Quote:
Originally Posted by
rovenorth 
Vampidemic, thanks much for taking the time to reply! Responses like "It isn't you, it's the machine" usually make me feel at least a little better, but in this case I've got to keep trying to make it work.
Background info that I din't write previously (didn't want to muddy the issue with unnecessary detail): I'm about to get rid of the BD590. We've been overall happy with it some years, but it does not (as you may know) provide closed captions for Netflix streaming (big disappointment when I bought it). My wife is hard of hearing, getting deafer as time passes, and we stream Netflix a lot. Sooo ... I've got a BD670 on its way to our door.
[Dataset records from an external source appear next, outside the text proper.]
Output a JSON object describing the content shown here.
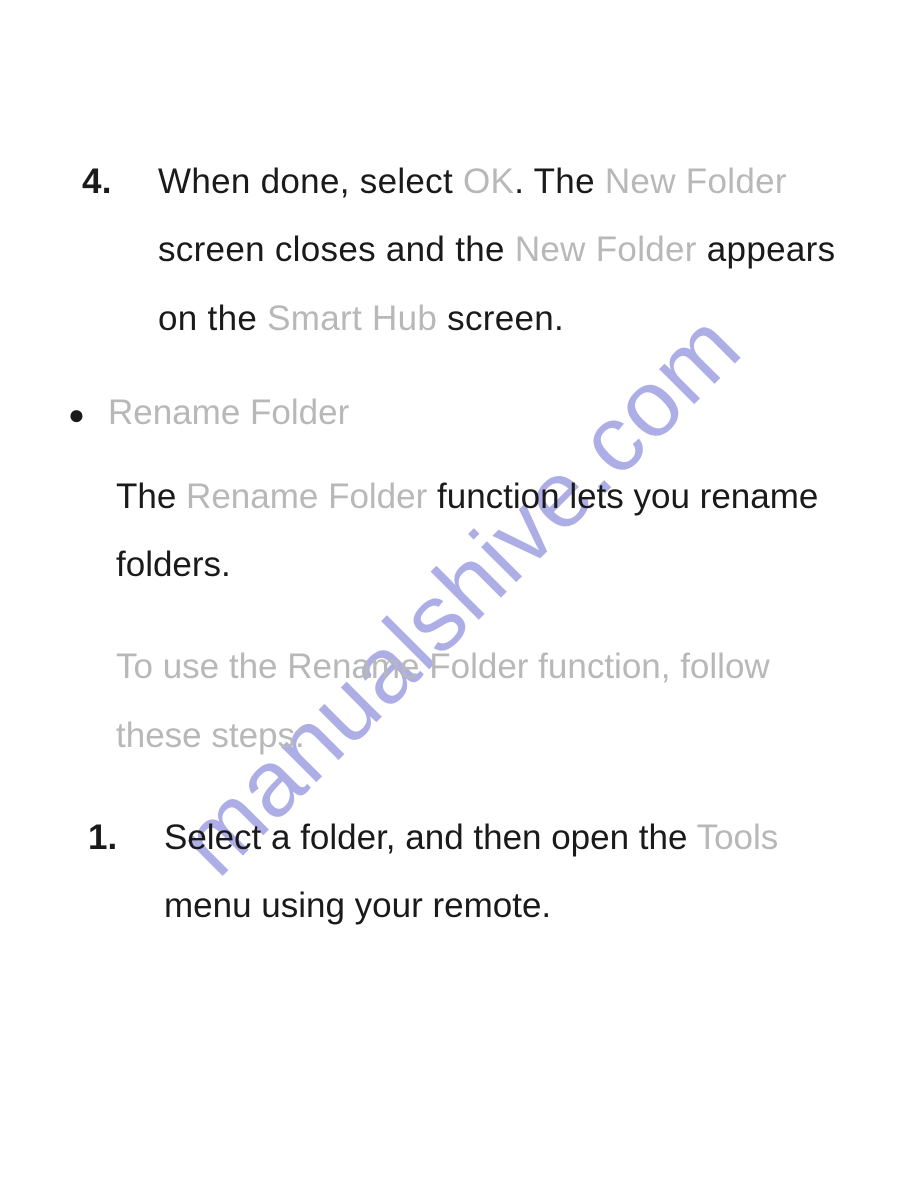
{
  "watermark": "manualshive.com",
  "step4": {
    "num": "4.",
    "t1": "When done, select ",
    "ok": "OK",
    "t2": ". The ",
    "nf1": "New Folder",
    "t3": " screen closes and the ",
    "nf2": "New Folder",
    "t4": " appears on the ",
    "sh": "Smart Hub",
    "t5": " screen."
  },
  "bullet": {
    "dot": "●",
    "title": "Rename Folder",
    "text_a": "The ",
    "text_rf": "Rename Folder",
    "text_b": " function lets you rename folders.",
    "instr": "To use the Rename Folder function, follow these steps:"
  },
  "step1": {
    "num": "1.",
    "t1": "Select a folder, and then open the ",
    "tools": "Tools",
    "t2": " menu using your remote."
  }
}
Not good to read you've had home network problems with that unit too!
Why the BD670? It's on Netflix's "this thing will caption" list. Also, it has component video outputs. Our "home theater" doesn't support HDMI. In a nutshell, the BD670 was therefore the best choice available. I've transferred no end of music that was stored on the BD590 hard drive to our desktop Mac in preparation for the BD670's arrival, and (as I've already written) started down the road of setting up the home network. Having music accessed by the blu-ray from the computer to the home theater is important to us, now that we'll have a blu-ray player (the BD670) with no hard drive.
Pecked away at the problem a little more last night. Looking around on the Internet, it seems an iMac with the newest operating system (Mountain Lion) going to sleep and losing home network connectivity is a common problem! This morning, I adjusted the Mac's settings to "don't go to sleep unless I tell you to do so," and so far so good. I've still got some file format troubles (the BD590 will play this format, not that format, this one, not that one) that I'm sorting through. A bit of a rat's nest!
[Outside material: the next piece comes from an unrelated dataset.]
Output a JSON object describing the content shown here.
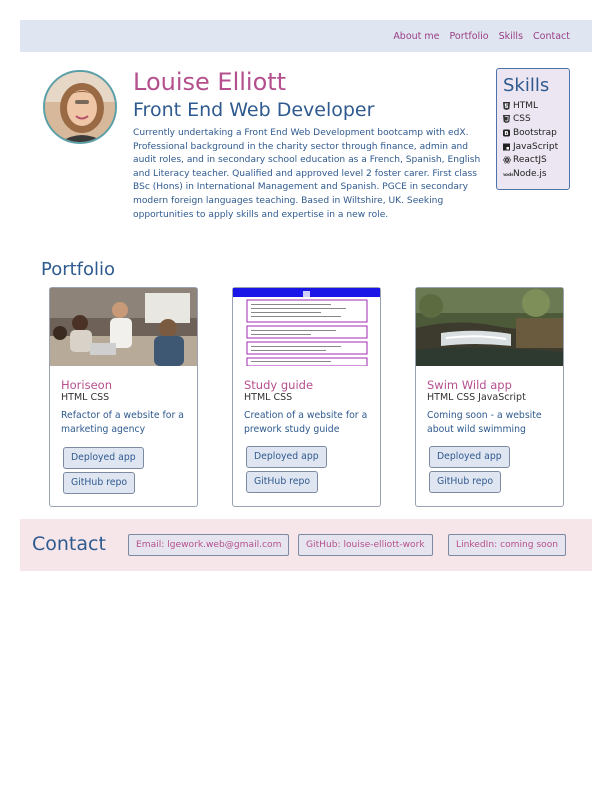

Though I'm brand new to it, I like Plex. That stated, the user interface is confusing for me. Still working on it.
I remain interested in hearing from others who have faced iMac-Plex-LG BDxxx issues on a wireless home network!
As always, many thanks ...
For what it's worth my experience was with Serviio on Mac OS 10.6 Snow Leopard. I noticed in the Serviio forums that various issues reported by users were determined to be irreconcilable issues with the LG DLNA implementation by the Serviio developers responding to posts. I don't believe my issues were due to the server sleeping, but the LG definitely had troubles waking a sleeping server (my Sony players handle this just fine).
If problems persist, you may have better luck using CIFS/SMB, but I know that starting with Lion, there are a bunch of things you have to do on the OS side to get that to work since Apple removed Samba and replaced it with something different.
I still say you'll save yourself a headache by finding another device to stream to, but I can relate to your determination. I was pretty determined myself until the optical drive on my 670 started to fail just out of warranty forcing me to acquire a new player for disc playback.
It's too bad you're limited to component input on your TV. An Apple TV would likely support your music and Netflix needs well.